New festival bans money on site

A new three-day experimental festival is aiming to make "new rules" by asking visitors to bring supplies but no money to the site.

The Road to Nowhere's flyer
The Road to Nowhere's flyer

The Road to Nowhere festival will welcome 500 people to a new site near Glastonbury in Somerset from 3-5 August.

Currency cannot be used on the site. Visitors are asked to bring three days worth of food and supplies and no food or goods will be sold at the event. Guests can also build their own home - including building the furniture - within the camping village.

Creative collaborations between guests will be encouraged. The festival’s website states: "The Road To Nowhere are curators, not dictators. We aim to fuse and expand creative horizons during this unique experience."

One of the organisers - who wish to remain anonymous - told Event: "The decision to not have currency on site is a complicated one, but it’s to encourage sharing and take away the hierarchy that exists in other festivals. We’re trying to create something that’s not out there at the moment."

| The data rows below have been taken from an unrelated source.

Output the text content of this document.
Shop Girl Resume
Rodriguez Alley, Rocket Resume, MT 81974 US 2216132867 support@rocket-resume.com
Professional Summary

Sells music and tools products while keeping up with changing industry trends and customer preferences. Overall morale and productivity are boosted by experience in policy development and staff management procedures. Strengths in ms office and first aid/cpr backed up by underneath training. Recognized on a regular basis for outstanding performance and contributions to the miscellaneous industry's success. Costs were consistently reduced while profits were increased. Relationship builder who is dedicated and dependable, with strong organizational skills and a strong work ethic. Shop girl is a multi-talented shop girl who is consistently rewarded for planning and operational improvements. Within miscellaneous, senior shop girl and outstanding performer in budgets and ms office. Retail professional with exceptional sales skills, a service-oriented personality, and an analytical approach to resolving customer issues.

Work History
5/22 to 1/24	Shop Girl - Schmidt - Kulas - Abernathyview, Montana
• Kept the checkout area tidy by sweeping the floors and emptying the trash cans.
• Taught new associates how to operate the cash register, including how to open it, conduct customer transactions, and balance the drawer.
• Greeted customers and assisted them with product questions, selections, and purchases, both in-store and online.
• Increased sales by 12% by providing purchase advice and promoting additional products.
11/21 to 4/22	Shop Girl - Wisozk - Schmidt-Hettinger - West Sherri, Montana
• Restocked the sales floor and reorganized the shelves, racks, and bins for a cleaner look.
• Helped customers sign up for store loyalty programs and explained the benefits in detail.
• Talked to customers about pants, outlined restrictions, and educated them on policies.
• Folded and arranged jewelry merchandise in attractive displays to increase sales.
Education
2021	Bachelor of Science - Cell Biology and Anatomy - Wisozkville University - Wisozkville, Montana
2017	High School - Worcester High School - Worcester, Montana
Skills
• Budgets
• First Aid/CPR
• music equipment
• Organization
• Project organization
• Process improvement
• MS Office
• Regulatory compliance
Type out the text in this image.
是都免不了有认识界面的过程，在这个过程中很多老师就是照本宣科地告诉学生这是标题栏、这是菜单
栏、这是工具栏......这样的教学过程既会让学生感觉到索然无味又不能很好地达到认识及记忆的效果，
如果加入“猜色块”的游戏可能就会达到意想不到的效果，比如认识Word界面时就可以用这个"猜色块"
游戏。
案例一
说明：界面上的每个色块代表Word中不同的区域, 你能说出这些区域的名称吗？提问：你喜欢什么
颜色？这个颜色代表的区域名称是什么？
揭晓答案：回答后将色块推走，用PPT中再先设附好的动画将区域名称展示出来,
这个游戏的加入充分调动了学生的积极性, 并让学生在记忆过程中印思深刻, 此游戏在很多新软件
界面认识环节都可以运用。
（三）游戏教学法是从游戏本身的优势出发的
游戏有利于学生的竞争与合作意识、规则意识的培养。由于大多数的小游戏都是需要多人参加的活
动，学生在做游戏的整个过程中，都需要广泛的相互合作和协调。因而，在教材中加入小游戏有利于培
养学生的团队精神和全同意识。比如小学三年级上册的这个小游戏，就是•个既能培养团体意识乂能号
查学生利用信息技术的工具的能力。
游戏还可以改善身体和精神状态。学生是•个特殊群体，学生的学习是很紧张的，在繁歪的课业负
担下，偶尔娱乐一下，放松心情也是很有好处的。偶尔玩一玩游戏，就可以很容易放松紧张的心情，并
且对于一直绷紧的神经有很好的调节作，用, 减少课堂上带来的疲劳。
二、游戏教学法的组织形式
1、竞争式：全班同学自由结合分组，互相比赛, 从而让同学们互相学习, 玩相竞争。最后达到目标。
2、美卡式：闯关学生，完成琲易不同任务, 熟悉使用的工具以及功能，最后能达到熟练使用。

The organisers include festival organisers, event producers, artists, designers and fashion designers. She said: "It was just an idea between a couple of friends and it has grown beyond what we expected it to. Now it’s a group of about 40 people so it’s not about one person or one thing any more."

The idea partially evolved because there is no Glastonbury festival for 2012. "The site is in a special place which is quite a magical part of the world," said the organiser. "But it’s at a different time of year from Glastonbury and we’re not trying to be anything like Glastonbury."

The festival is a not-for-profit organisation, promising to reinvest all income generated. Indoor and outdoor stages will be set up with bands and DJs playing all night, including musical takeovers of the site by music companies like Futureboogie.

There will be an Enchanted Forest with healing and arts from London College of Spirituality, a bicycle-powered cinema, a clothes swap shop and live grafiiti workshops.

The festival encourages visitors to set up car shares using social media to find other attendees to travel with, and to take home everything they bring with them to the festival.